In the design of wireless receivers, DNNs can be combined with traditional model-based receiver algorithms to realize modular hybrid model-based/data-driven architectures that can account for domain knowledge. Such architectures typically include multiple modules, each carrying out a different functionality. Conventionally trained DNN-based modules are known to produce poorly calibrated, typically overconfident, decisions. This implies that an incorrect decision may propagate through the architecture without any indication of its insufficient accuracy. To address this problem, we present a novel combination of Bayesian learning with hybrid model-based/data-driven architectures for wireless receiver design. The proposed methodology, referred to as modular model-based Bayesian learning, results in better calibrated modules, improving accuracy and calibration of the overall receiver. We demonstrate this approach for the recently proposed DeepSIC MIMO receiver, showing significant improvements with respect to the state-of-the-art learning methods.

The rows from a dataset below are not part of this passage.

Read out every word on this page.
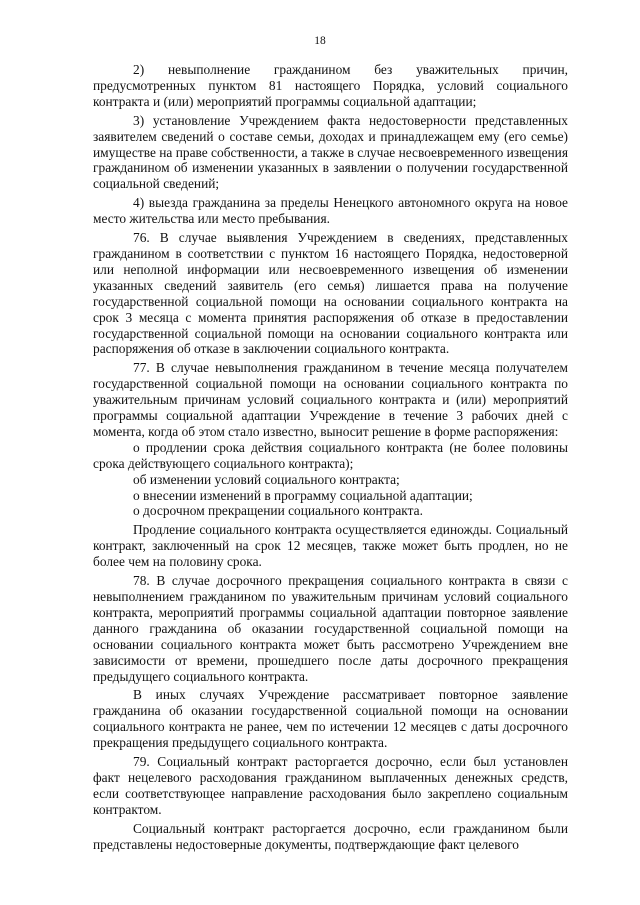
18

2) невыполнение гражданином без уважительных причин, предусмотренных пунктом 81 настоящего Порядка, условий социального контракта и (или) мероприятий программы социальной адаптации;

3) установление Учреждением факта недостоверности представленных заявителем сведений о составе семьи, доходах и принадлежащем ему (его семье) имуществе на праве собственности, а также в случае несвоевременного извещения гражданином об изменении указанных в заявлении о получении государственной социальной сведений;

4) выезда гражданина за пределы Ненецкого автономного округа на новое место жительства или место пребывания.

76. В случае выявления Учреждением в сведениях, представленных гражданином в соответствии с пунктом 16 настоящего Порядка, недостоверной или неполной информации или несвоевременного извещения об изменении указанных сведений заявитель (его семья) лишается права на получение государственной социальной помощи на основании социального контракта на срок 3 месяца с момента принятия распоряжения об отказе в предоставлении государственной социальной помощи на основании социального контракта или распоряжения об отказе в заключении социального контракта.

77. В случае невыполнения гражданином в течение месяца получателем государственной социальной помощи на основании социального контракта по уважительным причинам условий социального контракта и (или) мероприятий программы социальной адаптации Учреждение в течение 3 рабочих дней с момента, когда об этом стало известно, выносит решение в форме распоряжения:

о продлении срока действия социального контракта (не более половины срока действующего социального контракта);

об изменении условий социального контракта;

о внесении изменений в программу социальной адаптации;

о досрочном прекращении социального контракта.

Продление социального контракта осуществляется единожды. Социальный контракт, заключенный на срок 12 месяцев, также может быть продлен, но не более чем на половину срока.

78. В случае досрочного прекращения социального контракта в связи с невыполнением гражданином по уважительным причинам условий социального контракта, мероприятий программы социальной адаптации повторное заявление данного гражданина об оказании государственной социальной помощи на основании социального контракта может быть рассмотрено Учреждением вне зависимости от времени, прошедшего после даты досрочного прекращения предыдущего социального контракта.

В иных случаях Учреждение рассматривает повторное заявление гражданина об оказании государственной социальной помощи на основании социального контракта не ранее, чем по истечении 12 месяцев с даты досрочного прекращения предыдущего социального контракта.

79. Социальный контракт расторгается досрочно, если был установлен факт нецелевого расходования гражданином выплаченных денежных средств, если соответствующее направление расходования было закреплено социальным контрактом.

Социальный контракт расторгается досрочно, если гражданином были представлены недостоверные документы, подтверждающие факт целевого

翻译：在无线接收机设计中，深度神经网络可与传统模型导向接收算法结合，构建能够融入领域知识的模块化混合模型/数据驱动架构。此类架构通常包含多个功能各异的独立模块。现有研究表明，采用常规训练方法的深度神经网络模块会产生校准不良的决策结果，且普遍存在过度自信问题。这意味着当某个模块出现错误决策时，错误信息可能在缺乏准确性提示的情况下沿架构传播。针对这一难题，本文提出一种将贝叶斯学习与混合模型/数据驱动无线接收机架构相结合的新型方法。所提出的"基于模块的模型导向贝叶斯学习"方法能生成校准效果更优的模块，全面提升接收机整体的决策准确度与校准性能。我们以近期提出的DeepSIC MIMO接收机为验证案例，实验结果表明该方法相较于现有最优学习方法实现了显著性能提升。